A few years ago a client told me that I saved his life. Well, he didn’t tell me directly. He told my colleague when he was drunk at a gala. But he told her to tell me. Although I’m not sure he remembers doing so. Still, I was humbled by this. I knew therapy was important to him, but I didn’t think his life was in danger. But then again, even when clients are in therapy, they don’t always tell you the full story.
Once I had to cancel a session with this client and he stopped coming in for about a month. Apparently he got depressed because he felt like I had abandoned him. A professor contacted him because he had also stopped going to class. When he came back to therapy, he told me that his professor saved his life. That was the first time I really understood how much therapy means to some clients, even when they say they’re not sure they want to be there.
Last week I went to a threat assessment training, and the first case that the presenter discussed was a student who had to go to the police department because she told her roommate she was suicidal. While she was there, she asked for a piece of paper and a pen. She drew what appeared to be a bunch of random doodles. But later when they looked at the drawing, they saw that she had embedded the word help three times.
This, too, reminded me that people may say they don’t want help but their actions tell you otherwise.
Before I started blogging, I thought blogs were just another example of our narcissistic culture in that journaling, which is supposed to be a private experience, was turned into something that you shared with the world and everyone was free to comment. But now I realize that blogs can be a way for people who have never had a voice to connect with people like themselves.
My favorite blog is by Nelly N. She writes passionately and honestly about her struggles with obsessive-compulsive disorder, among other things. She shares her most painful experiences so that other people who suffer in silence will realize that they are not alone. And it works.
A few days ago the student group that I advise had their annual eating disorder panel. It consists of students in recovery who are brave enough to share their story. On our campus, people with eating disorders are blamed and judged more harshly than any other disorder. Not surprisingly, no one wants to admit to having one publicly.
Every year, at least one student seeks treatment after attending the panel. And the next year, those students volunteer to speak on the panel so that they can help someone else who is alone with their eating disorder. Sometimes they use the opportunity to speak as motivation to get better.
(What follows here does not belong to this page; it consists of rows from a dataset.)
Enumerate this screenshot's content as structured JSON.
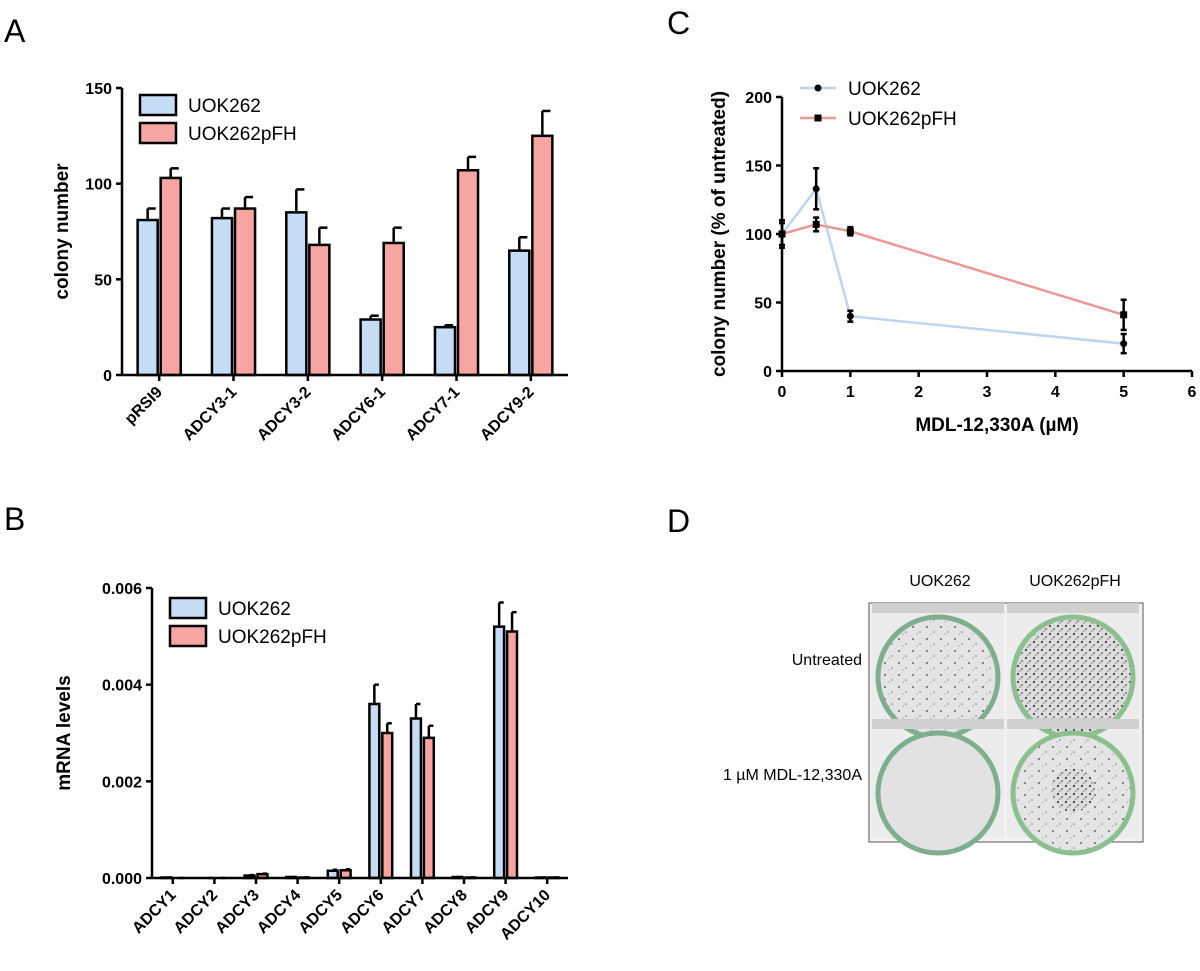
{
  "chart_data": [
    {
      "type": "bar",
      "panel": "A",
      "ylabel": "colony number",
      "categories": [
        "pRSI9",
        "ADCY3-1",
        "ADCY3-2",
        "ADCY6-1",
        "ADCY7-1",
        "ADCY9-2"
      ],
      "series": [
        {
          "name": "UOK262",
          "color": "#c6dcf5",
          "values": [
            81,
            82,
            85,
            29,
            25,
            65
          ],
          "errors": [
            6,
            5,
            12,
            2,
            1,
            7
          ]
        },
        {
          "name": "UOK262pFH",
          "color": "#f6a5a3",
          "values": [
            103,
            87,
            68,
            69,
            107,
            125
          ],
          "errors": [
            5,
            6,
            9,
            8,
            7,
            13
          ]
        }
      ],
      "ylim": [
        0,
        150
      ],
      "yticks": [
        0,
        50,
        100,
        150
      ]
    },
    {
      "type": "bar",
      "panel": "B",
      "ylabel": "mRNA levels",
      "categories": [
        "ADCY1",
        "ADCY2",
        "ADCY3",
        "ADCY4",
        "ADCY5",
        "ADCY6",
        "ADCY7",
        "ADCY8",
        "ADCY9",
        "ADCY10"
      ],
      "series": [
        {
          "name": "UOK262",
          "color": "#c6dcf5",
          "values": [
            1e-05,
            0,
            5e-05,
            2e-05,
            0.00015,
            0.0036,
            0.0033,
            2e-05,
            0.0052,
            1e-05
          ],
          "errors": [
            0,
            0,
            1e-05,
            0,
            2e-05,
            0.0004,
            0.0003,
            0,
            0.0005,
            0
          ]
        },
        {
          "name": "UOK262pFH",
          "color": "#f6a5a3",
          "values": [
            0,
            0,
            8e-05,
            1e-05,
            0.00016,
            0.003,
            0.0029,
            1e-05,
            0.0051,
            1e-05
          ],
          "errors": [
            0,
            0,
            1e-05,
            0,
            2e-05,
            0.0002,
            0.00025,
            0,
            0.0004,
            0
          ]
        }
      ],
      "ylim": [
        0,
        0.006
      ],
      "yticks": [
        {
          "value": 0,
          "label": "0.000"
        },
        {
          "value": 0.002,
          "label": "0.002"
        },
        {
          "value": 0.004,
          "label": "0.004"
        },
        {
          "value": 0.006,
          "label": "0.006"
        }
      ]
    },
    {
      "type": "line",
      "panel": "C",
      "ylabel": "colony number (% of untreated)",
      "xlabel": "MDL-12,330A (µM)",
      "x": [
        0,
        0.5,
        1,
        5
      ],
      "series": [
        {
          "name": "UOK262",
          "color": "#bcd6ee",
          "marker": "circle",
          "values": [
            100,
            133,
            40,
            20
          ],
          "errors": [
            10,
            15,
            4,
            7
          ]
        },
        {
          "name": "UOK262pFH",
          "color": "#ec9896",
          "marker": "square",
          "values": [
            100,
            107,
            102,
            41
          ],
          "errors": [
            8,
            5,
            3,
            11
          ]
        }
      ],
      "xlim": [
        0,
        6
      ],
      "xticks": [
        0,
        1,
        2,
        3,
        4,
        5,
        6
      ],
      "ylim": [
        0,
        200
      ],
      "yticks": [
        0,
        50,
        100,
        150,
        200
      ]
    }
  ],
  "panel_d": {
    "label": "D",
    "columns": [
      "UOK262",
      "UOK262pFH"
    ],
    "rows": [
      "Untreated",
      "1 µM MDL-12,330A"
    ]
  }
}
We don’t have to be able to leap tall buildings to save someone’s life. Sometimes heroes are ordinary people who take action when someone needs help.
Wow, I am so honored that you feel that way about my blog. It means so much to me. I was scared of blogging when I first started. I mean, really truly terrified, but my husband, my best friend, and family pushed me to try it. What it has become is not only an outlet for what so many of go through but a connection to amazing people like you. People like you that care, are supportive, and dedicate their lives to helping people like us. People that don't judge or stigmatize. People that spread the word and make it safe for us to openly talk about our struggles. You and people like you are heroes. I mean that. You blog and your honesty inspire me in so many ways and I always look forward to reading your amazing insight. Thank you again and like always, I really love your post.
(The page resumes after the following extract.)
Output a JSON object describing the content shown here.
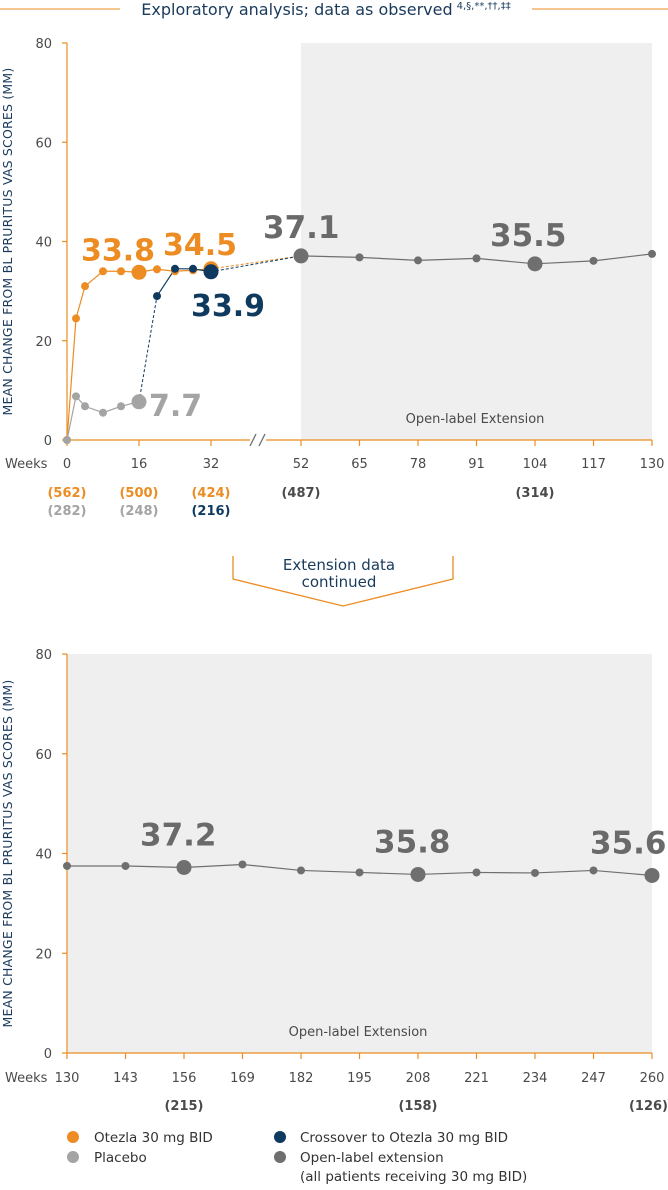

Thanks, Nelly. I was equally terrified when I started blogging, too, and sometimes still am with some posts! Yours is truly by far my favorite, both because you area good writer and because you write from the heart, and it shows.
Thank you for what you do for others. I'm sure you will never know the full extent of how much you have helped some. My therapists over the years have saved me in ways that I don't think I could have managed on my own. The first couple of therapists I had I became so attached to, though I never really let on to them about it, but they really pulled me through in such a strong way, and it was so rough when they left the clinic. After losing two therapists in the course of four years, I began feeling a lot more guarded with my next ones. I just couldn't risk such an enormous loss again, so I kept most of my innermost thoughts and feelings locked up. And I think that is what led me to blogging, because I really needed a place to voice everything. I currently don't have a therapist and I miss it, but at the same time I am afraid of trying it again. It's hard to start over with someone new each time and not know how long you will have with them. But even in short intervals, each therapist helped me in some way, and I will always be grateful to them.
Thanks Amy. Your blog not only helps you but you've also made it a resource for people with bipolar disorder, and a thorough one, at that. You, too, are reaching more people than you know.
Thank you 🙂
Beautiful entry, Christy. (That's all I have to say for once in my life.)